Literary agent Richard Curtis is a fellow with one eye on the future. His articles about publishing never fail to be provocative and interesting. A post written on the web site Backspace covers a sweep of contemporary history in publishing known as the here and now. The focus of the article is how email and blogging are altering the way publishers receive, evaluate and transmit work submitted for consideration. His article concludes with an assessment of blogging that might startle the literary community; he foresees the doom of literary agents. In his vision writers and editors will meet on the invisible terrain of the blogosphere.
Curtis also ranges over the ‘platform’ issue a fin de siecle development assuring the publication of famous people when the urge to write a book strikes their fancy. I’m not naming names but apparently the platform works this way: you’re a New York editor. two manuscripts are sitting on your desk, one by Al Camus, one by the renowned slugger J. Canseco.

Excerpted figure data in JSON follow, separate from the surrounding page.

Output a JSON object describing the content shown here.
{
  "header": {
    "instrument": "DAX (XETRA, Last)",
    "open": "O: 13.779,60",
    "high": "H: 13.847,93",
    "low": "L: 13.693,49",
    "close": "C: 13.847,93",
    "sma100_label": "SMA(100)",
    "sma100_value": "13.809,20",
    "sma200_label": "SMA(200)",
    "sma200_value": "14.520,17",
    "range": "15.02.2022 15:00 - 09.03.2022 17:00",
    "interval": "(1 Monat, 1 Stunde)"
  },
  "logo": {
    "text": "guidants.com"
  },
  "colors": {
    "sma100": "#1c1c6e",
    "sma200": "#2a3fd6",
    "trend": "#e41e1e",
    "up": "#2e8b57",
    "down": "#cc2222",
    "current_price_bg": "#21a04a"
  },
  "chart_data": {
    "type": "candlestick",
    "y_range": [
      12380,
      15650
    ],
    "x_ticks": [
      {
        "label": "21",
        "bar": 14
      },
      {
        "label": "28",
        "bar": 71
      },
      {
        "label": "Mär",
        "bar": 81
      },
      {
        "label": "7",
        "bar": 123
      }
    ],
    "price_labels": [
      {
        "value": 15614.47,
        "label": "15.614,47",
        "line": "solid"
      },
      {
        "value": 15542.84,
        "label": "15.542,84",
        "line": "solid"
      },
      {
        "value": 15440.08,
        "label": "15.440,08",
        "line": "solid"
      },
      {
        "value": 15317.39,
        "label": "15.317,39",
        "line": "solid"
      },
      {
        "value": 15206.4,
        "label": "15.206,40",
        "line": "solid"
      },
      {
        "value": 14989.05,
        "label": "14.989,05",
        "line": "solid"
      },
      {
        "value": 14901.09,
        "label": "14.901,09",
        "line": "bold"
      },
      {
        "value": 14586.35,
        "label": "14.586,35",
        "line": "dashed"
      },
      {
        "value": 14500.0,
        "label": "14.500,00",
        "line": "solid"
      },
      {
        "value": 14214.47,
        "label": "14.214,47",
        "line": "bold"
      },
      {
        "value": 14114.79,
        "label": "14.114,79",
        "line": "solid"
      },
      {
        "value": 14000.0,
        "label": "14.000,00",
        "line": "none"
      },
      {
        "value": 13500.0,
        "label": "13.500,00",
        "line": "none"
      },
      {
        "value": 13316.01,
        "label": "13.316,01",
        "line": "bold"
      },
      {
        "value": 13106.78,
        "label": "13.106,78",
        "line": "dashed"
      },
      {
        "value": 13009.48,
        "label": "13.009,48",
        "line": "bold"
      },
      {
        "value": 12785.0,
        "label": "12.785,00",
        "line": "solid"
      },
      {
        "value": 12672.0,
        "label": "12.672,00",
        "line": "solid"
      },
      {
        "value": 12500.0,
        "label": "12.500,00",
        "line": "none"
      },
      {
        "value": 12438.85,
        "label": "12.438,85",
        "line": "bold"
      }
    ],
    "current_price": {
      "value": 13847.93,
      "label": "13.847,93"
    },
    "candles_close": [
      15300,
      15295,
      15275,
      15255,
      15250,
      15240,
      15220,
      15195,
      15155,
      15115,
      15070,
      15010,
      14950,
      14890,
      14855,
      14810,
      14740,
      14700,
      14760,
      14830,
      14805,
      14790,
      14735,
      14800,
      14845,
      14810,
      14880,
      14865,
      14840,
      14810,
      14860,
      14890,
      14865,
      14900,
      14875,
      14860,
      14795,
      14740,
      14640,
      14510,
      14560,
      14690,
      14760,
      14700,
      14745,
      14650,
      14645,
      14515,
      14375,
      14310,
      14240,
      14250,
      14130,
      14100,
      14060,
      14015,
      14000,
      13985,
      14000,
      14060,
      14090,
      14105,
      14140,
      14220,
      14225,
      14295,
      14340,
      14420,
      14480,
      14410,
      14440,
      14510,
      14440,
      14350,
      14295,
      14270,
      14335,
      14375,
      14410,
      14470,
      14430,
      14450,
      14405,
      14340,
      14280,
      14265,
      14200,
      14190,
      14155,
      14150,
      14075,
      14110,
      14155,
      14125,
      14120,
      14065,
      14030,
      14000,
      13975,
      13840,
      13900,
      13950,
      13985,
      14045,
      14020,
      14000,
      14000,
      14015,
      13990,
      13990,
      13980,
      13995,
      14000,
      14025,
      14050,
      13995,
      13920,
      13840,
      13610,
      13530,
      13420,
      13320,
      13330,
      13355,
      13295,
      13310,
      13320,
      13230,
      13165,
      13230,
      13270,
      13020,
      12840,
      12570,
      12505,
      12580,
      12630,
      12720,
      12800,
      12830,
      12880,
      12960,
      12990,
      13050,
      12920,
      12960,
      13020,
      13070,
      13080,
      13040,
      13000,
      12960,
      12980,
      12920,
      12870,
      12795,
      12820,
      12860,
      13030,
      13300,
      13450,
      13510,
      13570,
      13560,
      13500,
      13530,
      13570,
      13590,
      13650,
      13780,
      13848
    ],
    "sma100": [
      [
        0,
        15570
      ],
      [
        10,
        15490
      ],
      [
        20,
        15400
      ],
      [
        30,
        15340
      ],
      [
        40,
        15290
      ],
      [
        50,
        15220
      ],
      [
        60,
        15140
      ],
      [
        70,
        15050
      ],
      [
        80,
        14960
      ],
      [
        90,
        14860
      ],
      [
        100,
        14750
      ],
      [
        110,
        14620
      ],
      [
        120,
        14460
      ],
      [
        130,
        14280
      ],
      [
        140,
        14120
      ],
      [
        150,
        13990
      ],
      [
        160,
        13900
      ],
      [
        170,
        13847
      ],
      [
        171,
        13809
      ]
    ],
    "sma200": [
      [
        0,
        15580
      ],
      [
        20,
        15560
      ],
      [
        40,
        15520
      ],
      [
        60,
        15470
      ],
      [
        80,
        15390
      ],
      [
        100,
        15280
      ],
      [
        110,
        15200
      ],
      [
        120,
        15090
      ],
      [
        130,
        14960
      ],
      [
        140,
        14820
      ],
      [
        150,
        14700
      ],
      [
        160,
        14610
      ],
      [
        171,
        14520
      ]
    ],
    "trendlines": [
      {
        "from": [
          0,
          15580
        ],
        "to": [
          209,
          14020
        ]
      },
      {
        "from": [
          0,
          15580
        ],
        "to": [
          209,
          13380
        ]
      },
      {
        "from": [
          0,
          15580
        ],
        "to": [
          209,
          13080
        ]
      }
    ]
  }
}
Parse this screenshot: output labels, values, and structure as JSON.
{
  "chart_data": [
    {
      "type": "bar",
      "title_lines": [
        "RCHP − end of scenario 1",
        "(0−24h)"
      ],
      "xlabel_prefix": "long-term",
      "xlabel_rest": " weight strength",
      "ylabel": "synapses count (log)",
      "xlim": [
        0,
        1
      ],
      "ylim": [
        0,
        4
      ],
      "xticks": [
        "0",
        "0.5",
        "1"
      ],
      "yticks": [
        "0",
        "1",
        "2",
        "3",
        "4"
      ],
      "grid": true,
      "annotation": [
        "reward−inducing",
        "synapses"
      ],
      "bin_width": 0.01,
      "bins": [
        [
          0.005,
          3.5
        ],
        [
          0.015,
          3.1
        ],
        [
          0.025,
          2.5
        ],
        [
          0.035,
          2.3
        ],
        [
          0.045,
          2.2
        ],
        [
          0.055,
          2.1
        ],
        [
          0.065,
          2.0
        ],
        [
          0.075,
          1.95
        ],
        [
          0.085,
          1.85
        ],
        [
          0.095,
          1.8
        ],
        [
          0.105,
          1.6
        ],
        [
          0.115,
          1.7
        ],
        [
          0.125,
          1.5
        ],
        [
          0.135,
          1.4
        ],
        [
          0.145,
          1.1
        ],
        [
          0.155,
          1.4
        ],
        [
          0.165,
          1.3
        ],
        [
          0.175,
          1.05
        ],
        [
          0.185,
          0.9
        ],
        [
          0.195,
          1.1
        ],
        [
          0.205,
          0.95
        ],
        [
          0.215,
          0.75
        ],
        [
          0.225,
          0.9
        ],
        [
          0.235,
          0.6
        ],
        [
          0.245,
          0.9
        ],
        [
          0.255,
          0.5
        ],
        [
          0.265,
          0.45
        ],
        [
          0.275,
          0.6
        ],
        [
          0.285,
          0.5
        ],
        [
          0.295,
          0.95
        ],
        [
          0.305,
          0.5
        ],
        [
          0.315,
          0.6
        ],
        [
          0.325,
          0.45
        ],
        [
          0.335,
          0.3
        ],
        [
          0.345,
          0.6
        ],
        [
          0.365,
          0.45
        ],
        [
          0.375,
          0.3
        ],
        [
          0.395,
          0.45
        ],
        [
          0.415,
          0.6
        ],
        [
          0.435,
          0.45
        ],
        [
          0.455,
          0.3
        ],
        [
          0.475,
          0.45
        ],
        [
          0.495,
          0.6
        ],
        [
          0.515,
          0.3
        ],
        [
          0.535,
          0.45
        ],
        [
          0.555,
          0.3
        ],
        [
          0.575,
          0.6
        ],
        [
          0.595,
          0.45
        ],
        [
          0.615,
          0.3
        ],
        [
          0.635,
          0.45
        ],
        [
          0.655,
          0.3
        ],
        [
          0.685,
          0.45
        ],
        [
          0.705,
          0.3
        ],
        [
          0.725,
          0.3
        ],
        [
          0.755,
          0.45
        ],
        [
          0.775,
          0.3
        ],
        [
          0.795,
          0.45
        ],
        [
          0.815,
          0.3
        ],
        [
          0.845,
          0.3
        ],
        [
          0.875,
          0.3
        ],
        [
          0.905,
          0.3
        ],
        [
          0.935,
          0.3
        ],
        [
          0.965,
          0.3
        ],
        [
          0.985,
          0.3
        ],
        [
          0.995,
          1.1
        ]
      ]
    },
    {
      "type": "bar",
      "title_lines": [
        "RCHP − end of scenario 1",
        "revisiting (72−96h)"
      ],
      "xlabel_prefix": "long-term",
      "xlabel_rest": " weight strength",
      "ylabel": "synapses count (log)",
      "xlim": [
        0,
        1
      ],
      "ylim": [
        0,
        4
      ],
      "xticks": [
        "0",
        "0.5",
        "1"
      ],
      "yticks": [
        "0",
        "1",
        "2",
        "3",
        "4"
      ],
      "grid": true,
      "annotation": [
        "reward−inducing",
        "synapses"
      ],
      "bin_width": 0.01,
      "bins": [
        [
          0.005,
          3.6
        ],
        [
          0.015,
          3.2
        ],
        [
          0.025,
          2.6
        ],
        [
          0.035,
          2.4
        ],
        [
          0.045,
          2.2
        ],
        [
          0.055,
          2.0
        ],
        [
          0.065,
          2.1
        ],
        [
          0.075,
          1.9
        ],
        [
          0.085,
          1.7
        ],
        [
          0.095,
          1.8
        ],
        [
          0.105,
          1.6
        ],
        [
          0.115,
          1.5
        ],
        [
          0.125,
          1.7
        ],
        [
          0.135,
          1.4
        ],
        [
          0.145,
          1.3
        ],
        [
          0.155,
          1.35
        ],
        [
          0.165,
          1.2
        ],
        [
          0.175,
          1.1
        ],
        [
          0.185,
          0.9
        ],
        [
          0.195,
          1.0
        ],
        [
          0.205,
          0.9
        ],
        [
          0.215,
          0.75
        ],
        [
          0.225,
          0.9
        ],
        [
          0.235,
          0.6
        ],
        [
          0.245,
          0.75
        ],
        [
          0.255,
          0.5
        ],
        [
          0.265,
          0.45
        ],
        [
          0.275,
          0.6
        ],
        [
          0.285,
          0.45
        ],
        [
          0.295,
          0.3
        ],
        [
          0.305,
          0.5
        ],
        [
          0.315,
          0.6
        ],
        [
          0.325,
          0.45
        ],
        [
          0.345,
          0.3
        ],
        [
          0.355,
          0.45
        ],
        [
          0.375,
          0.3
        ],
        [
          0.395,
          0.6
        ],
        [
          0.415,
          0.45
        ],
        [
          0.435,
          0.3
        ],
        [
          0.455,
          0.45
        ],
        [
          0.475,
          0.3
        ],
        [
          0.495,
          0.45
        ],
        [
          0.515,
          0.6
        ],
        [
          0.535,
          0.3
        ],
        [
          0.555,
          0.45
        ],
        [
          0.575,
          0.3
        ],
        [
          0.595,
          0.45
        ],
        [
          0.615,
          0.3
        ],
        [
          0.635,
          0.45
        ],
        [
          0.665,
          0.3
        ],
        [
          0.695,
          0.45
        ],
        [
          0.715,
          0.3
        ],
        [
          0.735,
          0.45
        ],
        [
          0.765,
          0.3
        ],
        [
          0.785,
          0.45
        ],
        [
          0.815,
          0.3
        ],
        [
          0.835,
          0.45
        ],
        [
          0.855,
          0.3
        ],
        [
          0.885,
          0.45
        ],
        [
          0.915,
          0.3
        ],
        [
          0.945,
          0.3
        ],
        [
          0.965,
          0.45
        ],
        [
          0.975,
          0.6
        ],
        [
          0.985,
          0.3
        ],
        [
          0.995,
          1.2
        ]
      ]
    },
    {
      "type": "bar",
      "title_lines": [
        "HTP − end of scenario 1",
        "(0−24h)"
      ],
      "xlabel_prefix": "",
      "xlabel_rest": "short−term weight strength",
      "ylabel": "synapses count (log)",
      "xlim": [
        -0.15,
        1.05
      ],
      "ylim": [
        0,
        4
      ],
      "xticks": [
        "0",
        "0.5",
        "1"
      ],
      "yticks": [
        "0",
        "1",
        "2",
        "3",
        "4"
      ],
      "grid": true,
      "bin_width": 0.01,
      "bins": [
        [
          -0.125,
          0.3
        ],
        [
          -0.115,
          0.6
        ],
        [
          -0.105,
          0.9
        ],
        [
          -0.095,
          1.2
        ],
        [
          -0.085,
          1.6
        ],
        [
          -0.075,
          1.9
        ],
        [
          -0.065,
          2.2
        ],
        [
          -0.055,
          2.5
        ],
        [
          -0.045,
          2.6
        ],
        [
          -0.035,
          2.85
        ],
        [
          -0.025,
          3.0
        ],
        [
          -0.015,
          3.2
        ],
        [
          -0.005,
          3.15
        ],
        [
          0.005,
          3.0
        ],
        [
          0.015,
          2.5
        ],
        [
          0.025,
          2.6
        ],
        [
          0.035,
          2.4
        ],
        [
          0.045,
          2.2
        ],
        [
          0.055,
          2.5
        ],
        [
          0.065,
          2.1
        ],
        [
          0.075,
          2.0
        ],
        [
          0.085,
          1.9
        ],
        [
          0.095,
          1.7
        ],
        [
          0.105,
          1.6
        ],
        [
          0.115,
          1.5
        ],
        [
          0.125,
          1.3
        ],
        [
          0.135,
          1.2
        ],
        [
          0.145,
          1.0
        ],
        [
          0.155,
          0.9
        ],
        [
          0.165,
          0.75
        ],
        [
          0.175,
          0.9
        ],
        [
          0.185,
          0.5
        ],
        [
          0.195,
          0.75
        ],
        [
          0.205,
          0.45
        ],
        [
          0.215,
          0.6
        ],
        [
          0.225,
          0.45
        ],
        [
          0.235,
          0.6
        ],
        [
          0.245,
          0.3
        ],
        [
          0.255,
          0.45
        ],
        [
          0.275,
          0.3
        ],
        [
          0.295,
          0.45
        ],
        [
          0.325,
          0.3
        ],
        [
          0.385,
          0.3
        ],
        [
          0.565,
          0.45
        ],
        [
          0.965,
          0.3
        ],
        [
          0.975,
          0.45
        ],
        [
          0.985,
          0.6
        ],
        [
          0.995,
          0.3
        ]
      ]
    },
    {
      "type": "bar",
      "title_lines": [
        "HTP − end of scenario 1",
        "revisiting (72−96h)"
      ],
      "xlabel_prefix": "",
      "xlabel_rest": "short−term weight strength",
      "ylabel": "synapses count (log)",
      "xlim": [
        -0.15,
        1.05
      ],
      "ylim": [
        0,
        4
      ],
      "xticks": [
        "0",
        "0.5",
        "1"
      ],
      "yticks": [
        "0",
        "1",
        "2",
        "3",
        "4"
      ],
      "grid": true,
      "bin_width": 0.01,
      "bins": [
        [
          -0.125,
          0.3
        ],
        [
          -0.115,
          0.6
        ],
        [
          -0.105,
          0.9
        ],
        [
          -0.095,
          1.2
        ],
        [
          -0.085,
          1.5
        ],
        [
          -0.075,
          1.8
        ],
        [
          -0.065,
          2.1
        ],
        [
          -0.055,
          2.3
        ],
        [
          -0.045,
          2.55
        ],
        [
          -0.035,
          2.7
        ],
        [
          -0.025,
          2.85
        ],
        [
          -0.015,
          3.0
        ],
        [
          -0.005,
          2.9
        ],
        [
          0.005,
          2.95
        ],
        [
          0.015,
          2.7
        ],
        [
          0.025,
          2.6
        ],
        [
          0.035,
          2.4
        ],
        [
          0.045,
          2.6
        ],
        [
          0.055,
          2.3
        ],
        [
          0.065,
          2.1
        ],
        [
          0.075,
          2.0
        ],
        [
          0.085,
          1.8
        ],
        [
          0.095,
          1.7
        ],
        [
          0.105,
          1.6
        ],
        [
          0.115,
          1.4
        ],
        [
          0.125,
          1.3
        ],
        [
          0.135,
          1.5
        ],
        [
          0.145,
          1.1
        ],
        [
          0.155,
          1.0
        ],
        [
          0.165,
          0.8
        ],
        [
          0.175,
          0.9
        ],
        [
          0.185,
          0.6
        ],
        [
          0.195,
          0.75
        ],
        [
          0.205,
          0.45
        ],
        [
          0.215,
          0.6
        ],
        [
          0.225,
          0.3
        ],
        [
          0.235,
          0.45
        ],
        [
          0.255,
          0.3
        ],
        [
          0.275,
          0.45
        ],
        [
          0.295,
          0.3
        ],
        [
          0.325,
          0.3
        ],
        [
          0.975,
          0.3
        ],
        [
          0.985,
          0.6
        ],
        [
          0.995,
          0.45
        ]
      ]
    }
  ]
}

It’s pretty clear by page three of a side by side comparison that Al’s a talented writer while JC rambles a little. A quick check of the web reveals that Camus doesn’t have a web site, a glamorous photo, or even a TV appearance in his portfolio. Rumor is he’s bald. JC, on the other hand, was struck on the head by a baseball while patroling right field (the sun was out). He’s got fifty web sites, a legion of bookish fans and a tremendous amount of hair. Jose has platform. Jose gets book deal.
Curtis doesn’t try to link the importance of platform to the decline in readership book publishers bemoan; maybe that link doesn’t exist. The rise of one and the fall of the other may only be coincidence; what’s a poorly written book compared to a glam photo of the author? No one is expected to read the thing.